How school will change in a world where every student can have a personal tutor powered by artificial intelligence? This question was answered by Jayna Devani, Education Lead for Europe, North Africa and the Middle East of OpenAI, and Antonio Pisante, CEO of Yellow Tech and President of AIFIA, in a video interview published on the YouTube channel of Andrea Muzii, former world memory champion and founder of Accademia Atena.
The message is clear: theAI will not replace the teacherbut it will make possible a Personalized tutoring at scale and a more accessible, flexible and inclusive learning.
Italy at the center of OpenAI’s educational strategy
During the interview, Devani underlined how Italy is playing a key role in the global strategy of OpenAI per l’education. OpenAI has in fact signed a framework agreement with the CRUIwhich represents 1.2 million students and 200,000 faculty and staff, as well as partnerships with major universities such as Bocconi University. “We are here in Italy to listen, learn and understand how i use cases in teaching and learning are truly supporting teachers and students, and then amplifying them to the rest of the world,” Devani explained, citing the main use case of ChatGPT: learning.

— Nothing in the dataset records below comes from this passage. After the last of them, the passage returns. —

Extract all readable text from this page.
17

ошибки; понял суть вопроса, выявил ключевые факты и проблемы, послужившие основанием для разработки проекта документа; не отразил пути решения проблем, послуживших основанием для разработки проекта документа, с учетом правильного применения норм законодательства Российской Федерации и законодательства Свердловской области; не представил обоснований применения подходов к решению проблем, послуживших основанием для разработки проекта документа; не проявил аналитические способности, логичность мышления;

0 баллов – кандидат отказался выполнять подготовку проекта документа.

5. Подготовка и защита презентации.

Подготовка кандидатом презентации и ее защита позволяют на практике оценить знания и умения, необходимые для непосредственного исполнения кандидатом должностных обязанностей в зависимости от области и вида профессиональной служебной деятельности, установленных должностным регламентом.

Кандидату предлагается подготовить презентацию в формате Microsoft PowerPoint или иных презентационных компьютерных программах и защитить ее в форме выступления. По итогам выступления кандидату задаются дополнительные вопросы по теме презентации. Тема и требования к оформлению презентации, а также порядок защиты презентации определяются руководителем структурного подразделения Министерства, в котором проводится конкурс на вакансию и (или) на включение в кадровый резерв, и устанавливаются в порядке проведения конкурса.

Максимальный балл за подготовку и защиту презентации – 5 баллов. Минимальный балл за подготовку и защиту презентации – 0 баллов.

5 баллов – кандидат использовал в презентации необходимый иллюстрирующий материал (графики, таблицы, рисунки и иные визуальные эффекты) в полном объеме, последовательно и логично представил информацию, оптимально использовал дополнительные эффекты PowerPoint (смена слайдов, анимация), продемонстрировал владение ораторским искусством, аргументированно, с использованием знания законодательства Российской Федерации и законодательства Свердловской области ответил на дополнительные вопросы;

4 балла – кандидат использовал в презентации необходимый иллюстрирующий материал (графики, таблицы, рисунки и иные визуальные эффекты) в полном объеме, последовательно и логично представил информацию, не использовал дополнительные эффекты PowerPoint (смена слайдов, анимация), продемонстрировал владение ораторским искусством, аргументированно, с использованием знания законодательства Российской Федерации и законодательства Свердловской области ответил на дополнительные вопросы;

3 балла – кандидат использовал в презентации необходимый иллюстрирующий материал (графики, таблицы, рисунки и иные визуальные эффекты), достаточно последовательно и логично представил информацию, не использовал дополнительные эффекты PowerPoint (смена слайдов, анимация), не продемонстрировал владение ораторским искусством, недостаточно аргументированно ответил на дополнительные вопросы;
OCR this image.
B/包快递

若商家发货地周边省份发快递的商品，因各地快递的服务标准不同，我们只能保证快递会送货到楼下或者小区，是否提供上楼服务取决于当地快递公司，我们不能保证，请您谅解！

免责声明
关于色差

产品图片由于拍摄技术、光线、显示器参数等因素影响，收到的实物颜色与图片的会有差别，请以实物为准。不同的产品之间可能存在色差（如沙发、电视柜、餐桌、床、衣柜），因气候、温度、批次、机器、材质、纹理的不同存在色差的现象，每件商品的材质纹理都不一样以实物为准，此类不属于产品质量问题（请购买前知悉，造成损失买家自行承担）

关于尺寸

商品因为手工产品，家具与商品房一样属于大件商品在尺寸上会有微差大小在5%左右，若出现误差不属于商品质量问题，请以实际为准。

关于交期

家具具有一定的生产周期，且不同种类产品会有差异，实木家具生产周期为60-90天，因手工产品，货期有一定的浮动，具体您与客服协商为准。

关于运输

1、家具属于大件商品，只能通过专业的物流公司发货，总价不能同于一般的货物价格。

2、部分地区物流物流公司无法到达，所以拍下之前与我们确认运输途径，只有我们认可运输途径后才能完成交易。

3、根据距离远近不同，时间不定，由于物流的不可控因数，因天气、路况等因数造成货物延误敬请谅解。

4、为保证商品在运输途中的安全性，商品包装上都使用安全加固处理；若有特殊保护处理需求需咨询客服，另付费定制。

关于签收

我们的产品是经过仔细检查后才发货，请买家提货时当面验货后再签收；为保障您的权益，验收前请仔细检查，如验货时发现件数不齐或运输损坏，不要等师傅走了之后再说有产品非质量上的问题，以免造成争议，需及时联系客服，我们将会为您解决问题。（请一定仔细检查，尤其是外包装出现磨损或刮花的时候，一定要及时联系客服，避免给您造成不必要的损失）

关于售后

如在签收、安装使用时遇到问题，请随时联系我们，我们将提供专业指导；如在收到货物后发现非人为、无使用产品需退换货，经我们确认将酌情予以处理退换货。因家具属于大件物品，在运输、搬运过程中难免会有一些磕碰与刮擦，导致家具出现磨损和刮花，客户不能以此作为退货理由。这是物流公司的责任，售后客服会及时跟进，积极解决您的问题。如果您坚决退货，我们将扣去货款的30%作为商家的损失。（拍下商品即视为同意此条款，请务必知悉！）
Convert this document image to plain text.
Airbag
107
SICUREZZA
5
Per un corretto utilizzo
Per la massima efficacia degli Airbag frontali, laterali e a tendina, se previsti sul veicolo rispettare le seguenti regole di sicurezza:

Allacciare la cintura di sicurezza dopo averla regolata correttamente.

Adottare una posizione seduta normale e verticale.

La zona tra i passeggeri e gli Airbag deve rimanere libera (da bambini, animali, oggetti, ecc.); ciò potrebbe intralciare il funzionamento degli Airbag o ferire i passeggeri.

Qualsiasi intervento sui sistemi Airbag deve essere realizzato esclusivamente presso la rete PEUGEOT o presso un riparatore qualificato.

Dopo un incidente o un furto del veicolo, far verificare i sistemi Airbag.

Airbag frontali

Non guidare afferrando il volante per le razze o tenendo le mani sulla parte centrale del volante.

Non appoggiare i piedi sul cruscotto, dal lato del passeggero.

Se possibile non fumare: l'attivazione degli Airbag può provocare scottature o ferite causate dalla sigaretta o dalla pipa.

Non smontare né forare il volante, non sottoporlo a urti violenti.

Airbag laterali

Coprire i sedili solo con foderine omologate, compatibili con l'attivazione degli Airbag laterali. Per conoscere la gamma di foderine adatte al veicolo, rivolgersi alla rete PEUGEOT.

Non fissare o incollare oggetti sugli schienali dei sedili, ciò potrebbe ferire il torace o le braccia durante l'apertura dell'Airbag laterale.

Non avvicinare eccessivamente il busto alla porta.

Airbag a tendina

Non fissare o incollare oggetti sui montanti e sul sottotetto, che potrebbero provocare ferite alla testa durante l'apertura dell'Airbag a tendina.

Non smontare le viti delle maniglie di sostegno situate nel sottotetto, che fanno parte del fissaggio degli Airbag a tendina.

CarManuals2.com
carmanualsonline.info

Democratic tutoring and impact on teachers’ work
Pisante, on the other hand, recounted the experience of Yellow Techwhich has already collaborated with over 500 high schools nationwide. “The biggest impact of AI on students is personalized tutoring. For the first time, everyone can have a tutor who adapts to their pace and their level of knowledge. Personalized tutoring has always been one of the most effective ways to learn, but it has never been democratic. With AI it becomes so.”
According to Pisante, AI is already changing even the daily work of people teachers in three main dimensions: productivity (faster preparation of lessons, materials, exercises and corrections), teaching quality (more targeted, updated and rich content) e rethinking the evaluation. Traditional homework, he noted, loses meaning if a student can delegate everything to AI; this is why many schools are experimenting oral interviewsclassroom activities, and assignments that explicitly integrate AI into the process.
The central role of the teacher and co-planning
Both for OpenAI that for Yellow Tech il role of the teacher will remain central. Devani described the work of OpenAI’s Education team as “a support for teachersnot a replacement”. He explained that OpenAI collaborates with schools, universities and Ministries of Education to share a vision on the evolution of technology, bring teachers the best practice already underway in other countries e co-design the use of AI in the classroom. “It is not our job to say how, when and why to use AI in schools. We want to build a general-purpose technology and co-design its adoption together with the experts, i.e. teachers.” He cited the example of a digital marketing teacher who, using the ChatGPT voice mode as a feedback assistant during student presentations, it integrates AI into the evaluation without replacing your own judgment.
Ethics, transparency and the future of learning
One of the most sensitive topics addressed in the interview is that of trust in the education system in the presence of AI. Pisante explained that AI must be put at the service of those who have educational competenceunderlining that the human being always remains responsible for the dimension relational, motivational and psychological. He then reiterated the importance of integrity and transparencyso that students and families understand the objectives and operating logic of AI tools. Among the operational proposals: avoid invasive data collectionguarantee students the possibility to opt out of training data and make visible the system prompt in schools. Another key theme is the risk of mental laziness. Devani explained that OpenAI is investing in longitudinal studies to measure if and how AI can improve skills such as critical thinking. He then spoke about the launch of the Study Mode in ChatGPTa method which, rather than providing the answer immediately, applies pedagogical principles, pushing the student to think. For the future, Devani imagines highly personalized learning paths e natively AI educational communitieswith governments, teachers and tech companies committed to redesigning curricula, ethical standards and assessment methods.